Kauger pointed to a new Texas lawsuit to illustrate what this standard does not require. The plaintiffs in that case were forced to wait until they suffered sepsis, hemorrhage, and other horrific ailments before doctors would terminate. Such a narrow exception, Kauger wrote, affords women “fewer rights than a convicted murderer on death row,” imposing “a death sentence” without “due process or any provision for clemency or pardon.” (Kauger also included a long overview of women’s near-absolute denial of rights through most of American history, noting that Oklahoma’s historical abortion laws were passed at a time when men could legally beat their wives and women could not vote or serve in office.)

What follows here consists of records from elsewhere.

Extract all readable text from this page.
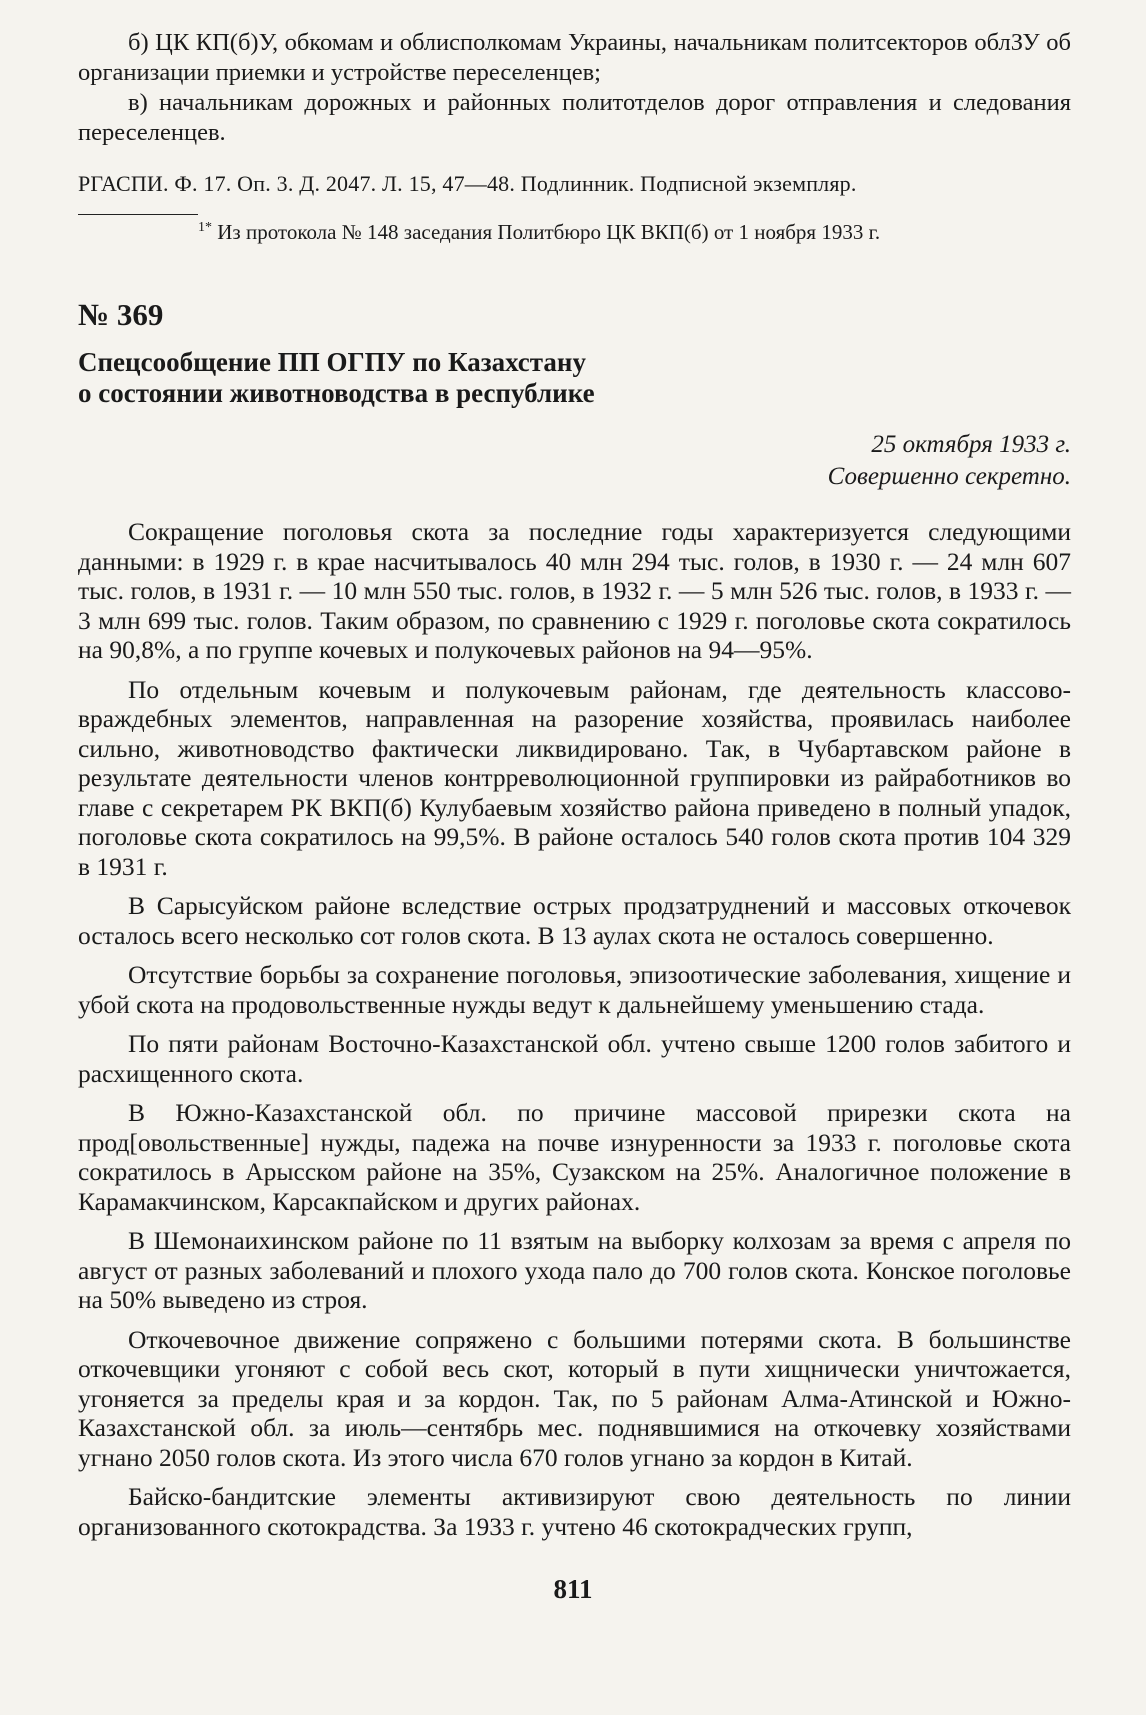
б) ЦК КП(б)У, обкомам и облисполкомам Украины, начальникам политсекторов облЗУ об организации приемки и устройстве переселенцев;

в) начальникам дорожных и районных политотделов дорог отправления и следования переселенцев.

РГАСПИ. Ф. 17. Оп. 3. Д. 2047. Л. 15, 47—48. Подлинник. Подписной экземпляр.

$^{1*}$ Из протокола № 148 заседания Политбюро ЦК ВКП(б) от 1 ноября 1933 г.

№ 369
Спецсообщение ПП ОГПУ по Казахстану
о состоянии животноводства в республике
25 октября 1933 г.
Совершенно секретно.

Сокращение поголовья скота за последние годы характеризуется следующими данными: в 1929 г. в крае насчитывалось 40 млн 294 тыс. голов, в 1930 г. — 24 млн 607 тыс. голов, в 1931 г. — 10 млн 550 тыс. голов, в 1932 г. — 5 млн 526 тыс. голов, в 1933 г. — 3 млн 699 тыс. голов. Таким образом, по сравнению с 1929 г. поголовье скота сократилось на 90,8%, а по группе кочевых и полукочевых районов на 94—95%.

По отдельным кочевым и полукочевым районам, где деятельность классово-враждебных элементов, направленная на разорение хозяйства, проявилась наиболее сильно, животноводство фактически ликвидировано. Так, в Чубартавском районе в результате деятельности членов контрреволюционной группировки из райработников во главе с секретарем РК ВКП(б) Кулубаевым хозяйство района приведено в полный упадок, поголовье скота сократилось на 99,5%. В районе осталось 540 голов скота против 104 329 в 1931 г.

В Сарысуйском районе вследствие острых продзатруднений и массовых откочевок осталось всего несколько сот голов скота. В 13 аулах скота не осталось совершенно.

Отсутствие борьбы за сохранение поголовья, эпизоотические заболевания, хищение и убой скота на продовольственные нужды ведут к дальнейшему уменьшению стада.

По пяти районам Восточно-Казахстанской обл. учтено свыше 1200 голов забитого и расхищенного скота.

В Южно-Казахстанской обл. по причине массовой прирезки скота на прод[овольственные] нужды, падежа на почве изнуренности за 1933 г. поголовье скота сократилось в Арысском районе на 35%, Сузакском на 25%. Аналогичное положение в Карамакчинском, Карсакпайском и других районах.

В Шемонаихинском районе по 11 взятым на выборку колхозам за время с апреля по август от разных заболеваний и плохого ухода пало до 700 голов скота. Конское поголовье на 50% выведено из строя.

Откочевочное движение сопряжено с большими потерями скота. В большинстве откочевщики угоняют с собой весь скот, который в пути хищнически уничтожается, угоняется за пределы края и за кордон. Так, по 5 районам Алма-Атинской и Южно-Казахстанской обл. за июль—сентябрь мес. поднявшимися на откочевку хозяйствами угнано 2050 голов скота. Из этого числа 670 голов угнано за кордон в Китай.

Байско-бандитские элементы активизируют свою деятельность по линии организованного скотокрадства. За 1933 г. учтено 46 скотокрадческих групп,

811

Each dissenting justice wrote a separate opinion, and remarkably, not one of them denied that Oklahoma’s abortion ban subjected patients to the possibility of death. Instead, as Chief Justice M. John Kane IV wrote, the dissenters believed that courts must consider “the interest of the unborn.” Fetuses “have no voice, say, or consideration” in the majority’s analysis, he complained. The task of “balancing the developing life of the unborn against the life of the mother” must be resolved by the legislature, not by the judiciary. Or, as Justice Dana Kuehn put it: “Under some rare and terrible circumstances, people’s rights to life may conflict.” How can judges “balance” a fetus’ right to life against its mother’s? They cannot, Kuehn concluded, and so must leave the question to “the people (through their elected representatives).”

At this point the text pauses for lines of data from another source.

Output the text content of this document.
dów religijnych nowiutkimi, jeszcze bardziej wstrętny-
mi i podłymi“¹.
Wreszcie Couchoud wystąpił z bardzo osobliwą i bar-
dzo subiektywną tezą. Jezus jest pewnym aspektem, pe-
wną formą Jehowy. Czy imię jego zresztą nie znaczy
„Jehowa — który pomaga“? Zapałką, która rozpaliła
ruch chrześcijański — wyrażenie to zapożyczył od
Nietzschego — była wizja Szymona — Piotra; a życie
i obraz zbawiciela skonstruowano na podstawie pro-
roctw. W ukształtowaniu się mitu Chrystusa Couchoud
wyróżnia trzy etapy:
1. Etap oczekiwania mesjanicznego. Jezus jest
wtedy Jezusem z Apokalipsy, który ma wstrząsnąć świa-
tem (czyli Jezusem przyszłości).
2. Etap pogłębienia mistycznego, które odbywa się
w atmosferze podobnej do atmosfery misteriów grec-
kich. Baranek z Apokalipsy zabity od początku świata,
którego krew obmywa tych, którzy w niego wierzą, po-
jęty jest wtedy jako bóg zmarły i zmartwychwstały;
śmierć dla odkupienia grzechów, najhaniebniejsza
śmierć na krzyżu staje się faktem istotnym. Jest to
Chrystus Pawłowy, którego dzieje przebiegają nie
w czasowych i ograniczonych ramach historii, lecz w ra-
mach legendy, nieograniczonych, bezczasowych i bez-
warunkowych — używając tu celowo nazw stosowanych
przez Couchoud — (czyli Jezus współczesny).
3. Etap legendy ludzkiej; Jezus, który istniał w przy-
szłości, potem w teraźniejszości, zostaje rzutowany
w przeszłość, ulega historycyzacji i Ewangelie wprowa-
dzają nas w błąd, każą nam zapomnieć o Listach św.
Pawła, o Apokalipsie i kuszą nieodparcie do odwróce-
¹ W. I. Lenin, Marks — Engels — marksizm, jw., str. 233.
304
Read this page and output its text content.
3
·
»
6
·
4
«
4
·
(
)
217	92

The Oklahoma Supreme Court is now the second Republican-controlled state this month to find a right to lifesaving abortions under its state constitution, following on the heels of the North Dakota Supreme Court last week. Both decisions give lie to the claim, often made by anti-abortion advocates, that post-Roe bans do not imperil patients’ lives.
Importantly, both decisions also preserved the possibility of a future ruling that establishes a broader right to abortion access. The Oklahoma Supreme Court expressly declared that it made “no ruling on whether an elective abortion” is protected by the state constitution. But Kauger’s concurrence strongly suggested that it is in light of the historical role of abortion bans in denying women equal citizenship. In dissent, Vice Chief Justice Dustin Rowe warned that the majority’s holding was designed “to leave the door open to further constitutional challenges, and certainly not to resolve this issue.” That’s probably true. But a broader decision down the road would require the two more centrist justices to stick with the three progressives. And all five justices would have to remain on the court and win their six-year retention elections, lest they be replaced by Republican Gov. Kevin Stitt. (Liberal lion Kauger is 85 years old.)

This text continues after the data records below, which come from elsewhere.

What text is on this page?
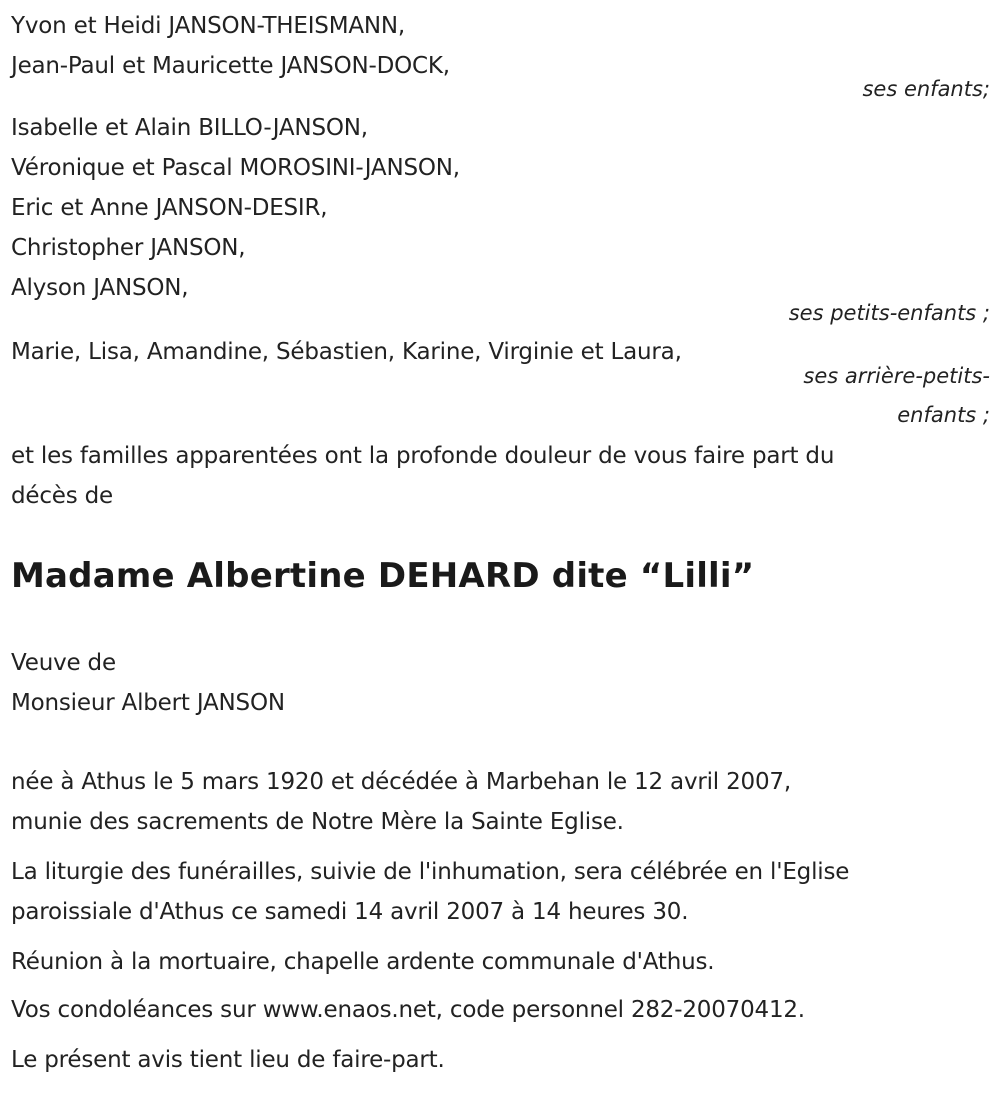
Yvon et Heidi JANSON-THEISMANN,
Jean-Paul et Mauricette JANSON-DOCK,
ses enfants;
Isabelle et Alain BILLO-JANSON,
Véronique et Pascal MOROSINI-JANSON,
Eric et Anne JANSON-DESIR,
Christopher JANSON,
Alyson JANSON,
ses petits-enfants ;
Marie, Lisa, Amandine, Sébastien, Karine, Virginie et Laura,
ses arrière-petits-
enfants ;
et les familles apparentées ont la profonde douleur de vous faire part du
décès de
Madame Albertine DEHARD dite “Lilli”
Veuve de
Monsieur Albert JANSON
née à Athus le 5 mars 1920 et décédée à Marbehan le 12 avril 2007,
munie des sacrements de Notre Mère la Sainte Eglise.
La liturgie des funérailles, suivie de l'inhumation, sera célébrée en l'Eglise
paroissiale d'Athus ce samedi 14 avril 2007 à 14 heures 30.
Réunion à la mortuaire, chapelle ardente communale d'Athus.
Vos condoléances sur www.enaos.net, code personnel 282-20070412.
Le présent avis tient lieu de faire-part.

All that, though, is for another day. Right now the court has vindicated the right to protect oneself against a pregnancy that could result in death. It is unfortunate that the task of safeguarding such a fundamental right in Republican-controlled states has fallen to the narrowest majorities in state courts, which are exposed to more political interference than the federal judiciary. But that is where SCOTUS has left us, and in post-Roe America, proponents of individual liberty, medical integrity, and basic decency must take what they can get.